Raising awareness about the true costs of counterfeits
Counterfeiting Crimes Exhibit at the National Museum on Crime and Punishment
In June 2014, IACC, U.S. Immigration and Customs Enforcement (ICE) and the National Museum on Crime and Punishment, launched the Counterfeit Crimes Exhibit in Washington, D.C. The first of its kind in the U.S., the Exhibit is an important avenue to educate consumers about the enormous harm caused by counterfeiting, and the efforts of the public and private sectors to combat this illicit activity. The Exhibit, which features products from brands representing a wide range of industries such as apparel, footwear, toys, electronics and medicines, will be on display until 2019. As guests move through the five galleries, they learn about dangers of criminal activity, criminal consequences, and law enforcement efforts. The Museum attracts more than 200,000 visitors annually.
Fraud and identity theft are just a couple of risks consumers face when purchasing counterfeits online. The www.designsfauxreal.com website educates consumers about the dangers associated with shopping on websites selling counterfeit products.
IACC collaborated with its members and KraftWorks NYC in 2012 to create the site. As consumers navigate through the site, they are provided with information about the dangers of purchasing fakes online. Visit the site to learn more!
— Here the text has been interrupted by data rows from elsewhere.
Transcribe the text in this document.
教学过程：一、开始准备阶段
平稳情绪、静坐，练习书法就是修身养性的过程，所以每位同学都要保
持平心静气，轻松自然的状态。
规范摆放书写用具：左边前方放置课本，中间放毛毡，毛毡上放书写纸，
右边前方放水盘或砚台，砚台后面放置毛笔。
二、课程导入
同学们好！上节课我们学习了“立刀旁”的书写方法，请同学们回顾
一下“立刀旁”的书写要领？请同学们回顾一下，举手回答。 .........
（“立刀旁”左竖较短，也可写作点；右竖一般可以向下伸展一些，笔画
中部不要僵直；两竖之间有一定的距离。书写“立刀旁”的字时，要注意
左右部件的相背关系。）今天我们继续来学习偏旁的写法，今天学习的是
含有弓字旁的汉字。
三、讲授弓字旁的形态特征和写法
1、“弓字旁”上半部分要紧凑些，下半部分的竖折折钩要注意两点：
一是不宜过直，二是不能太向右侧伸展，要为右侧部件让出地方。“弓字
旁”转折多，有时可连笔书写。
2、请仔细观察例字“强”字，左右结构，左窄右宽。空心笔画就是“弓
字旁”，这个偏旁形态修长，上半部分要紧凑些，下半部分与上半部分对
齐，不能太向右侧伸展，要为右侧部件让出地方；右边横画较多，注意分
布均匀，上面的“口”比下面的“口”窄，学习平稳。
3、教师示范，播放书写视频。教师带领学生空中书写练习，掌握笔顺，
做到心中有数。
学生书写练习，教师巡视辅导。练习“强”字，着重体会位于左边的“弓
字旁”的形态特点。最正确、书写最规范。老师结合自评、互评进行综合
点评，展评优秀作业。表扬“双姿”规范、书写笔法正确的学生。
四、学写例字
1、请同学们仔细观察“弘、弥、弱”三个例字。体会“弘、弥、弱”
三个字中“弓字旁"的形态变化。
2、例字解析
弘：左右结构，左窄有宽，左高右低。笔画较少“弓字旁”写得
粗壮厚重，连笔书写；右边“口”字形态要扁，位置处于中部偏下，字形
"Get Real" International Campaign
In 2009, the IACC launched the "Get Real" Global PSA Campaign in collaboration with then New York City Mayor Michael R. Bloomberg, The City of New York Mayor’s Office of Special Enforcement, then Los Angeles Sheriff Lee Baca, the Global Anti-Counterfeiting Group (GACG) and other associations groups in France (Union des Fabricants), Canada (Canadian Intellectual Property Council), and Mexico. The PSAs were placed in high-traffic locations such as New York's Times Square.